To turn around, therefore, and make fun of the young people on account of the lack of fire in the last few protest marches, is not only insensitive to the suffering condition of the many Kenyans they seek to represent but also a symptom of pathogenic envy for which a doctor’s appointment need not be postponed.

Philosophers, the world over, have disagreed on many scientific discoveries since the dawn of time, but one thing they have a consensus about is that no nation can afford to be at war with its young people – this is also a timeless golden rule found in holy and unholy texts regardless of racial or cultural background.

A nation that fights its young for clout is a nation teetering on the brink of disrepair.

You cannot fight the Gen Z and survive – they not only have time on their hands to learn from the folly of inexperience but they also have the energy to keep you jogging till the return of Jesus Christ, if they decide to make your business theirs.

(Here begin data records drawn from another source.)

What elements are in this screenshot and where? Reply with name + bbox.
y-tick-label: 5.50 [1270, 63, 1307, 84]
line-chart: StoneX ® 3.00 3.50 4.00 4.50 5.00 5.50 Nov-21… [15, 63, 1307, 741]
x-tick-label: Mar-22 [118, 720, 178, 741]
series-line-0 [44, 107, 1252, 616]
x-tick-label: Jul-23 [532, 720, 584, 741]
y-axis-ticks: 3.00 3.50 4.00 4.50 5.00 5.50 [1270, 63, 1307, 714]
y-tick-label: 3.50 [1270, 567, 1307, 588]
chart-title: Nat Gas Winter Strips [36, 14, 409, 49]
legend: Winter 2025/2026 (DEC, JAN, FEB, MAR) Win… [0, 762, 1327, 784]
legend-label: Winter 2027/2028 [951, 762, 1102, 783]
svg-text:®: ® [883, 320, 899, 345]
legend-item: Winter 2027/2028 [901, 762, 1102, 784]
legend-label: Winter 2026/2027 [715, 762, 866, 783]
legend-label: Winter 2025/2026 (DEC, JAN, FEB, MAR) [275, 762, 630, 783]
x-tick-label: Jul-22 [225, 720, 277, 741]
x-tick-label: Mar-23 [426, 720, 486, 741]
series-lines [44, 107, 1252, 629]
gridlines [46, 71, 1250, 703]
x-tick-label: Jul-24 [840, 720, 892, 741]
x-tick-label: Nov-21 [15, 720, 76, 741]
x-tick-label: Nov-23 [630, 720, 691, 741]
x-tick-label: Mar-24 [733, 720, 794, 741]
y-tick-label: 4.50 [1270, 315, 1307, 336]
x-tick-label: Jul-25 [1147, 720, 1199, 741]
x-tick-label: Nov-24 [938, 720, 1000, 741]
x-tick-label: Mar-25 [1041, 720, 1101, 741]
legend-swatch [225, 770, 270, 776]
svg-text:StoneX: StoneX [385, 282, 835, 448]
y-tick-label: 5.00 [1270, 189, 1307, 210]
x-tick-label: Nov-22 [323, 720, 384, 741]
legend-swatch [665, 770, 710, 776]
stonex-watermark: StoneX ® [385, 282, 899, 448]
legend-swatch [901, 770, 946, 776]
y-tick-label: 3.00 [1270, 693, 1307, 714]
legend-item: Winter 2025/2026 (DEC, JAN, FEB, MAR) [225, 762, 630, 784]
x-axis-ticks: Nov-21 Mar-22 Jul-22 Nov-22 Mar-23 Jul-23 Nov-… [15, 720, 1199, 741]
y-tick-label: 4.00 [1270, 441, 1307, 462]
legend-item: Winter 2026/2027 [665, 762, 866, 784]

Instead of taking aim at the missteps they have made leading to the fizzling out of their movement, there is a need to galvanize the vigour with which they took to demanding transparency and accountability and use it as a force for the common good.

Youth are the lifeblood of any society and the premier agents of sustainable change. A nation that banks on the young for progressive change not only sleeps soundly knowing the future is luminous but also extends its average life expectancy with the knowledge that they have attained that perfect nirvana only enjoyed by a privileged few among the developed community of nations.

What the Gen Z have achieved in less than two months, those mocking them can only achieve in their dreams. Whenever the choice has presented itself for Kenyans to leave the comfort of their homes and face the brutality of police live on ground zero, those who have a lot to say about the failures of the Gen Z movement have always chosen to cuddle their couch as they celebrate another forced off day given to them by those they keep trashing.

Whoever lied to the English world that it is not possible to eat your cake and have it should have visited Kenya first before patenting the narrative. People who prefer to suffer in comfort than put themselves on the line in service of others are not only selfish but also do not mean well for their country. The Bible says, in John 15:13, that there’s no greater love than someone laying down his life for his friends, and by extension his country, for which his friends will enjoy the fruits watered by his blood.

If you cannot be of service to those leaving their homes to fight for a better country for which you will be a beneficiary of their struggle, the least you can do is stay away from acts of omission and commission that may endanger their lives, puncture their morale and kill off the spirit of unity in struggle.

History will always be kind to heroes who stumbled and fell in the pursuit of a worthy cause fully aware of the option of failure and in the end having their names immortalised among those who dared to dream, even if they fell short of their target in the long run.

On the contrary, history has no time nor afford ink to document the fate of cowards whose only preoccupation is maligning those burdened by the state of hopelessness and who seek to do something about it, despite the grave consequences at hand.

Gen Zs should know that the country is proud of its achievement despite limited resources under demoralising conditions. Even if they choose to throw in the towel and call it a day in the struggle for a better Kenya, they would still perch comfortably at the top of the revolutionary leaderboard by a comfortable margin.